The first sign of spiritual abuse is that it’s not safe to question authority. This dynamic indicates that the fundamental understanding of authority within a group or organization is rooted in fear. Unhealthy leadership assumes that effective leadership must present an unquestionable confidence, which makes their confidence unquestionable. This is fear-based because such a projection of confidence ALWAYS serves to mask insecurity, and insecurity is ALWAYS about fear.
If my projection of confidence wavers, I will lose my power over you; and I fear losing my power over you.
There are several ways unhealthy leadership enforces this usually unwritten code.
The Aggressive Response
This leader will invade your space, raise his/her voice, and/or make threats against you to put you back in your place, under their control. They will often quote the Bible to beat you into submission, and have sometimes been known to threaten what the devil will do if you rebelliously move out from the covering of their authority.
The Passive Aggressive Response
This approach is fueled with exactly the same anger and fear as the Aggressive Approach, it’s just designed to avoid direct confrontation, truth telling and hard questions.
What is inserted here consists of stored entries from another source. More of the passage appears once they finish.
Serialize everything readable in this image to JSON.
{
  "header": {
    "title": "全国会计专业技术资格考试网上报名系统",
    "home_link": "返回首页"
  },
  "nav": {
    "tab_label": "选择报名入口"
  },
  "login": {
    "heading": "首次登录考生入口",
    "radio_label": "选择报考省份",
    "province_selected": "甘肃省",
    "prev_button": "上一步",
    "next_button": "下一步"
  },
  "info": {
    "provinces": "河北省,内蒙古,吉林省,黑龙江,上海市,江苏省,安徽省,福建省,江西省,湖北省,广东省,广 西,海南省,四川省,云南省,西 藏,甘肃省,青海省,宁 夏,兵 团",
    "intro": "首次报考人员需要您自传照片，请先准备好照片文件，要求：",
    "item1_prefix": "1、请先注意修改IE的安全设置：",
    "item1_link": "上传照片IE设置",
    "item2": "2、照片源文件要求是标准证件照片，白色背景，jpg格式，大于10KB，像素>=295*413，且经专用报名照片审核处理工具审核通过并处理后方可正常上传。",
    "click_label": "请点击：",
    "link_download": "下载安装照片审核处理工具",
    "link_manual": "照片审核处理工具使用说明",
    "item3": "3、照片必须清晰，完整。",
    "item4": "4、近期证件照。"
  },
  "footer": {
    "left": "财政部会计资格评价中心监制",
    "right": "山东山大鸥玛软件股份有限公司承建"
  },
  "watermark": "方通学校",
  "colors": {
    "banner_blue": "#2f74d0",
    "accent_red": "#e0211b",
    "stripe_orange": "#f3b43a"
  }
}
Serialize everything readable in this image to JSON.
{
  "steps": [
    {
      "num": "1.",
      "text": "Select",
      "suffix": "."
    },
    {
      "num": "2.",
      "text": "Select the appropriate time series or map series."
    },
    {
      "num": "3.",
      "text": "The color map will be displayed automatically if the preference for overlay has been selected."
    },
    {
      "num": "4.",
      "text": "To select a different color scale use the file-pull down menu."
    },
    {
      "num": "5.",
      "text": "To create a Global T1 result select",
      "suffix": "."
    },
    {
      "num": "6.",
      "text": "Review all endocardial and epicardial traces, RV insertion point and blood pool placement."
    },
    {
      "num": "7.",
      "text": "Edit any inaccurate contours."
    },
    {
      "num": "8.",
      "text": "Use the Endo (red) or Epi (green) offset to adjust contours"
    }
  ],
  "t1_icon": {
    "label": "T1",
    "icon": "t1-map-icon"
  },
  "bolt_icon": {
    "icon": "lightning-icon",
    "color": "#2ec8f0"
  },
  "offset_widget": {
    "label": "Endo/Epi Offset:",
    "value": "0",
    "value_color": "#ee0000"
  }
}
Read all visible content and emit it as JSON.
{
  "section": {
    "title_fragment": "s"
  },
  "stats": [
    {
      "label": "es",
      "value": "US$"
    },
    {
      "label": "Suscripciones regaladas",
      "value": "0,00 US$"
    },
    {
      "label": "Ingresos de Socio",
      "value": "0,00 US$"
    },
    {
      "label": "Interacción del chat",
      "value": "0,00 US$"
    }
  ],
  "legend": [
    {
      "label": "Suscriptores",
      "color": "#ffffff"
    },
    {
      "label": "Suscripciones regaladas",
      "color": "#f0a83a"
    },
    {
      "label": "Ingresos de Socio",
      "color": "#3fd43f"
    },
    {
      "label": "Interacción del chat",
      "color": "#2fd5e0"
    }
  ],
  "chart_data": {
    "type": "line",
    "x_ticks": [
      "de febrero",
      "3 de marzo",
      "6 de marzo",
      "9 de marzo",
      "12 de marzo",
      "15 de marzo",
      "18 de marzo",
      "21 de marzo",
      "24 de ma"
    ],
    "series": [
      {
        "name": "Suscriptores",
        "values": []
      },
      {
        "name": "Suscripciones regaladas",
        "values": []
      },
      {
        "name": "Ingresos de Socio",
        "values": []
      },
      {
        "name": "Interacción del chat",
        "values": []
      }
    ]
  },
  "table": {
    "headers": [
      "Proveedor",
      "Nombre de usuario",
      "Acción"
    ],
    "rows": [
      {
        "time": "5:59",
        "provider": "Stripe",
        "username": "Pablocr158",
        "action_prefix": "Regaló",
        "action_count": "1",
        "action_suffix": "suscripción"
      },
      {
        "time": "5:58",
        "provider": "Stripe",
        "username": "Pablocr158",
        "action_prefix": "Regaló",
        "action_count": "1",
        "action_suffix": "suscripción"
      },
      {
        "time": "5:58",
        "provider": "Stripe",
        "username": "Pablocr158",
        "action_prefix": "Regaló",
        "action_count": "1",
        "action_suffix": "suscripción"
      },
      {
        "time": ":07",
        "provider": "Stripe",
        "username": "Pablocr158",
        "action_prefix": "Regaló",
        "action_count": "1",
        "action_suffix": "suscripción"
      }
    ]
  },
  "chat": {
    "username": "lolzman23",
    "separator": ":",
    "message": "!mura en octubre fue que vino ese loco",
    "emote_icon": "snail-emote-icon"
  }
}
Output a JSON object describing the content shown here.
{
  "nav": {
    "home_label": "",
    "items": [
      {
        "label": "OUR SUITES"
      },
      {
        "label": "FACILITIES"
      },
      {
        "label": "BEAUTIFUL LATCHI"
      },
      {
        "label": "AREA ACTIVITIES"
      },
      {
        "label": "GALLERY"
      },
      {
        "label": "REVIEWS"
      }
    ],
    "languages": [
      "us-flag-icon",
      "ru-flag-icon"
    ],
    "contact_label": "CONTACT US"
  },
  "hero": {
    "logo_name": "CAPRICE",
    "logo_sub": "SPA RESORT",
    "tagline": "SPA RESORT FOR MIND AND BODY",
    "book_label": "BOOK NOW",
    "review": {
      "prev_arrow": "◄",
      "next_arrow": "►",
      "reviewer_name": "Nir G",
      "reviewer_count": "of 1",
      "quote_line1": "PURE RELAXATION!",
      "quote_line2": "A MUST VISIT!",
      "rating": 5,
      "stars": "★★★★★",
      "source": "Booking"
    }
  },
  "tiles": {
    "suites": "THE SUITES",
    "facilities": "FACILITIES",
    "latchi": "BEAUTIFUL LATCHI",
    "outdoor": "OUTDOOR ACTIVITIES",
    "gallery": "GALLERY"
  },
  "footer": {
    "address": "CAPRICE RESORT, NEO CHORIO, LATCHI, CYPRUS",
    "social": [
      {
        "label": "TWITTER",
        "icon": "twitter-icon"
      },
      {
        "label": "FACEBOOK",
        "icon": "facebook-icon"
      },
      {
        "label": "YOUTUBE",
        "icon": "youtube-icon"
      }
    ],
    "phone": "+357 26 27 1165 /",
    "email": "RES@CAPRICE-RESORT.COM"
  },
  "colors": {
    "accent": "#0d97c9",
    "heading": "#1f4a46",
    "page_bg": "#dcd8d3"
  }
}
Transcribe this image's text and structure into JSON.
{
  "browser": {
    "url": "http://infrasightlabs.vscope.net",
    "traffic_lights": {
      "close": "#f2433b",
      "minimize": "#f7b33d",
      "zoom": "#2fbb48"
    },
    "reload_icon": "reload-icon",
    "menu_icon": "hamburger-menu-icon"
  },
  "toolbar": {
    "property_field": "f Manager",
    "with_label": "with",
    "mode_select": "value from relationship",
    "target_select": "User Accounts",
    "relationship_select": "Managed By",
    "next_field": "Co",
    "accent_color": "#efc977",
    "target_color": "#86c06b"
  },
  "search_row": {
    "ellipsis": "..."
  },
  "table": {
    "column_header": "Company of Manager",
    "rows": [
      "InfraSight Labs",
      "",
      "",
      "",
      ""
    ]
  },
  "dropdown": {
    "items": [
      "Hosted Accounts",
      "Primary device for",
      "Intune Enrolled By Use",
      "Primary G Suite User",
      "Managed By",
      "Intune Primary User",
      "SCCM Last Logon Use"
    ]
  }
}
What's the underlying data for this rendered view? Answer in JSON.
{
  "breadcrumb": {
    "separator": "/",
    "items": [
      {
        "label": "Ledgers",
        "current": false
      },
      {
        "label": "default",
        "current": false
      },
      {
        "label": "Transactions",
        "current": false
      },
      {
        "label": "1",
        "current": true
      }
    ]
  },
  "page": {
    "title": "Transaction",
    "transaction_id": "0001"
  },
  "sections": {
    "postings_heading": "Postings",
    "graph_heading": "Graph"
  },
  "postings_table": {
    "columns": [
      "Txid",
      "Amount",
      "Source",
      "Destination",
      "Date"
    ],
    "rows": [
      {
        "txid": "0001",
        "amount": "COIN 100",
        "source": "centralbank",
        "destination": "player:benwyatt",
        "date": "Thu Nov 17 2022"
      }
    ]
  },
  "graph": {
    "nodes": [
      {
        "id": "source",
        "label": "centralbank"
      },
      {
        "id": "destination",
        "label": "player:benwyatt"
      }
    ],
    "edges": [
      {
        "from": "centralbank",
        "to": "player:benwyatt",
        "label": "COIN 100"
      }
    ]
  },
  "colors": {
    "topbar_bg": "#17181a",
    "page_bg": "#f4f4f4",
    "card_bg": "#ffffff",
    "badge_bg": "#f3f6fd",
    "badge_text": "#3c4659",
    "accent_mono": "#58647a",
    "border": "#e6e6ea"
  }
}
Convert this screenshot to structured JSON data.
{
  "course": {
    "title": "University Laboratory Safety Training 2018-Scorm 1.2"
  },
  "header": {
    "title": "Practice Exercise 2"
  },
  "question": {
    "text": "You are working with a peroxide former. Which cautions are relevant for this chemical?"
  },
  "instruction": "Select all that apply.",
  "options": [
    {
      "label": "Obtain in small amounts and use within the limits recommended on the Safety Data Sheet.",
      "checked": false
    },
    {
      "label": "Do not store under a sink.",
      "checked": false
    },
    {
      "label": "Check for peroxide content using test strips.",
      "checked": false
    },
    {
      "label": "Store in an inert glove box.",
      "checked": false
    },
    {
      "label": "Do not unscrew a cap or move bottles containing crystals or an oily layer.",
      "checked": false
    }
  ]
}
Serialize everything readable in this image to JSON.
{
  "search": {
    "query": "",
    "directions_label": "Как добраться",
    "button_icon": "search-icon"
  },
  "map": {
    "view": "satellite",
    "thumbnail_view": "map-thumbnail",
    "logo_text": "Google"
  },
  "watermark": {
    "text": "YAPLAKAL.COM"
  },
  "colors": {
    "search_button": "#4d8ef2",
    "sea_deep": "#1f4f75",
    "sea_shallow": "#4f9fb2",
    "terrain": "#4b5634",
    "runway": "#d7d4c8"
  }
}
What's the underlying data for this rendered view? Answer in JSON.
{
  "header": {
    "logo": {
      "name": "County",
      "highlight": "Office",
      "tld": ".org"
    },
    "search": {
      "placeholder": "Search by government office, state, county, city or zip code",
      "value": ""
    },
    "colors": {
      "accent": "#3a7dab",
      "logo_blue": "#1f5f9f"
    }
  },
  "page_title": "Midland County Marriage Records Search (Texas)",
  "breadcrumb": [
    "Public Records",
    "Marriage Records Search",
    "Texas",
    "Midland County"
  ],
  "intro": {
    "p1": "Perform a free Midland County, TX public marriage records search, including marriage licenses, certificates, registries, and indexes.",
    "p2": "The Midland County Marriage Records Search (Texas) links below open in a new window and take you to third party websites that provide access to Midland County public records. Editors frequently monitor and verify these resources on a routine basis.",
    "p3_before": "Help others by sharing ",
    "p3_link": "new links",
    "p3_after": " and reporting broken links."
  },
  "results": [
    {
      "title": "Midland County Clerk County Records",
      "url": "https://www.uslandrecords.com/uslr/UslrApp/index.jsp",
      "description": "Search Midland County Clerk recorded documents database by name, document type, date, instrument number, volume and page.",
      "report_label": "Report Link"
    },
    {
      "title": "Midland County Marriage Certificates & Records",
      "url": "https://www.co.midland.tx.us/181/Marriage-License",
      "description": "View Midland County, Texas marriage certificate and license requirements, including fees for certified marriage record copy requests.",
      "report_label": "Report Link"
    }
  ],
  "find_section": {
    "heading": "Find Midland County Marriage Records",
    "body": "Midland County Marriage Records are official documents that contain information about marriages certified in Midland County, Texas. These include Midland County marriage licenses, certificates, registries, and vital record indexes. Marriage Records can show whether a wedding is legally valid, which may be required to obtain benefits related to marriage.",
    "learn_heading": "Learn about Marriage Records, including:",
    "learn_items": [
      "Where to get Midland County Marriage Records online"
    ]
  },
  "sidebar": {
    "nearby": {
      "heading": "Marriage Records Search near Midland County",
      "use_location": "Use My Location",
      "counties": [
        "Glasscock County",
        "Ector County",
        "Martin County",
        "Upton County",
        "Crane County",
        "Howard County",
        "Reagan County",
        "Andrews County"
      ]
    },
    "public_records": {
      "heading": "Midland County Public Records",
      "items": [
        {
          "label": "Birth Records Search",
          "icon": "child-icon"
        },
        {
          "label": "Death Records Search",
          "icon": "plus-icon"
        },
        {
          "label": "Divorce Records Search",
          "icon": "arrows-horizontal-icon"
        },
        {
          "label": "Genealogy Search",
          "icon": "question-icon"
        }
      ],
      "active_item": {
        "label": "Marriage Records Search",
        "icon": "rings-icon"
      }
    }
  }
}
Beyond that, it is designed to help the unhealthy leader avoid confrontation and accountability. Someone has dared to confront me! I must make sure they know that isn’t allowed while making sure that the way I let them know this is itself difficult to confront. What I withhold or delay relationally, emotionally or even practically might do the trick.
The Patronizing Approach
This response feels much healthier on the surface. They meet with you. They hear your concerns. They express appreciation for your honest feedback. They point out how safe it is to give such feedback and how much they desire to hear you. But you’ll notice that they own nothing; they change nothing. This approach is designed to feel like a response without actually responding. The unhealthy leader metaphorically pats you on the head to let you know how safe it is for you to express your concerns without ever taking your concern seriously.
Please note that the alternative to the above responses does not involve a blind ownership and full adjustment to every bit of feedback or critique a leader receives. But a healthy response to your feedback should include the following.
- You feel heard. You approached a leader with your questions and concerns and their response demonstrated their desire to understand your heart and a willingness to validate your experience.
- Your concern was considered. This doesn’t mean they fully agreed with your feedback. But they genuinely thought it through, attempting to do so from your perspective, in your shoes.
- They offer feedback of their own. This doesn’t mean an attack on you or a dodge to change the subject. No. This is when a healthy leader offers perspective and some view into where they are coming from that helps provide context to what you are experiencing. This feedback is something they offer. “Can I share my heart with you about that?” It’s not a bullying response that shuts you down.
- They demonstrate a willingness to own their junk. There is a humility on display in their response to you. They don’t seem to insecurely require that their infallible image be protected at all costs.
- Their healthy boundaries remain intact. A healthy leader who is open and responsive to feedback is not obligated to adjust any and every thing to whatever feedback is given.
- Appropriate action is taken. Adjustments are promised and delivered within the parameters of health and wisdom.
Pay attention to the leadership culture you are participating in. In our roles as leaders and followers, let’s give ourselves to building healthy leadership environments. This starts with creating a safe place for everyone to speak and respond to the truth.